The European Respiratory Society has indicated its conviction in the method that it has already published guidelines to standardize analysis, diagnosis and reference levels in using nitric oxide as part of respiratory treatment (Buchwald, 2005). In the United States alone, 6% those aged below 12 have been diagnosed with asthma and as high as 40% in urban areas. This reflects a 75% from data gather in the 1980's a trend that is reflected globally (World Health Organization [WHO], 2005).
Nitric oxide is a highly reactive, prevalent gas in human chemical activity.
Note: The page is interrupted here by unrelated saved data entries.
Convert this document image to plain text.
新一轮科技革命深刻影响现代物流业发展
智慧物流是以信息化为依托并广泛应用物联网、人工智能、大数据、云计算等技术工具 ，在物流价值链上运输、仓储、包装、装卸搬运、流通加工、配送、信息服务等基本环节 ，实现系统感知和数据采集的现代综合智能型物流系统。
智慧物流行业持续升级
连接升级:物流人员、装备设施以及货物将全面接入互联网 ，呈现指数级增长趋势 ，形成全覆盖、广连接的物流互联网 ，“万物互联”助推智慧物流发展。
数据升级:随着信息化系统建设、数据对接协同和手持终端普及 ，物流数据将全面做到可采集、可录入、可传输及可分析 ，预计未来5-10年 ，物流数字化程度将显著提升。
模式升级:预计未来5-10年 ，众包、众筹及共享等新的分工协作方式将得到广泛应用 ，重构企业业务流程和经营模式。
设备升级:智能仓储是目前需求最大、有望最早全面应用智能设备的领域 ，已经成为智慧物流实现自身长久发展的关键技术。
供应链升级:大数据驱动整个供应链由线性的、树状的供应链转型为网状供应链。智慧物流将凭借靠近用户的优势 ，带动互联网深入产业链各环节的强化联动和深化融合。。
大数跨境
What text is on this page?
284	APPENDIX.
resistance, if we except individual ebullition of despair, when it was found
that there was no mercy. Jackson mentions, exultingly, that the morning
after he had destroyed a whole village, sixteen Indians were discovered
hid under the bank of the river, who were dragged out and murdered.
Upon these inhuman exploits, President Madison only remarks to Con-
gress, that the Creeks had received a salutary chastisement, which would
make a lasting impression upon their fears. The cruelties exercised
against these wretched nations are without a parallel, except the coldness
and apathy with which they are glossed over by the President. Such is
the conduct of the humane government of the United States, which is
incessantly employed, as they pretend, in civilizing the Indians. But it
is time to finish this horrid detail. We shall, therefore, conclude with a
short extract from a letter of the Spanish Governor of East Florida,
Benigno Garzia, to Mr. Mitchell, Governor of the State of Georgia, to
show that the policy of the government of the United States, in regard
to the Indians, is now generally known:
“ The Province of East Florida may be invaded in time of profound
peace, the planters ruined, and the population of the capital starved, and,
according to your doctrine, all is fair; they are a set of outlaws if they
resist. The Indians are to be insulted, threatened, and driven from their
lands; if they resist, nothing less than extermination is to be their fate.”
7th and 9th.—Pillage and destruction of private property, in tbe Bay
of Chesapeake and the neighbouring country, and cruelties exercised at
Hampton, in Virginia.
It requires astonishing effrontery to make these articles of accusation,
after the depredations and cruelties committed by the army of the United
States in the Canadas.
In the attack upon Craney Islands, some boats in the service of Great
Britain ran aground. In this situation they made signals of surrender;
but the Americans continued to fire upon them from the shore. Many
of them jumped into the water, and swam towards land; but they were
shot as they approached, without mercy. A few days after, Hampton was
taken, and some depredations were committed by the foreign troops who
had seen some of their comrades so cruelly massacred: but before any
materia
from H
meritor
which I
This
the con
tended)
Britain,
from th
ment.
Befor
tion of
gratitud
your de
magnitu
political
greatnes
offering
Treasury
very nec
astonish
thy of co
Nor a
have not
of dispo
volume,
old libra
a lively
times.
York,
It can be found in neurons as n NOS or NOS1, in macrophages as iNOS or NOS-2, and in endothelial cells as eNOS or NOS-3 (Bor-Kucukatay, 2005). Nitric oxide is cellularly synthesized by the enzyme nitric oxide sythases denoted by NOS from arginine, molecular oxygen and NADPH. Nitric oxide interacts rapidly molecularly and disperses through cell membranes acting in a paracinic or autocrinic behavior1.
Endogenous nitric oxide is a product of L-argining amino acid and NOS. All three isofrms, NOS or NOS1, iNOS or NOS-2, eNOS or NOS-3 are found in the respiratory tract functioning a part in vascular and airway smooth muscle tone, inflammatory respiratory response, ciliary action and in eliminating bacteria, viruses and mycobacteria in the respiratory tracts (Smith et al, 2004).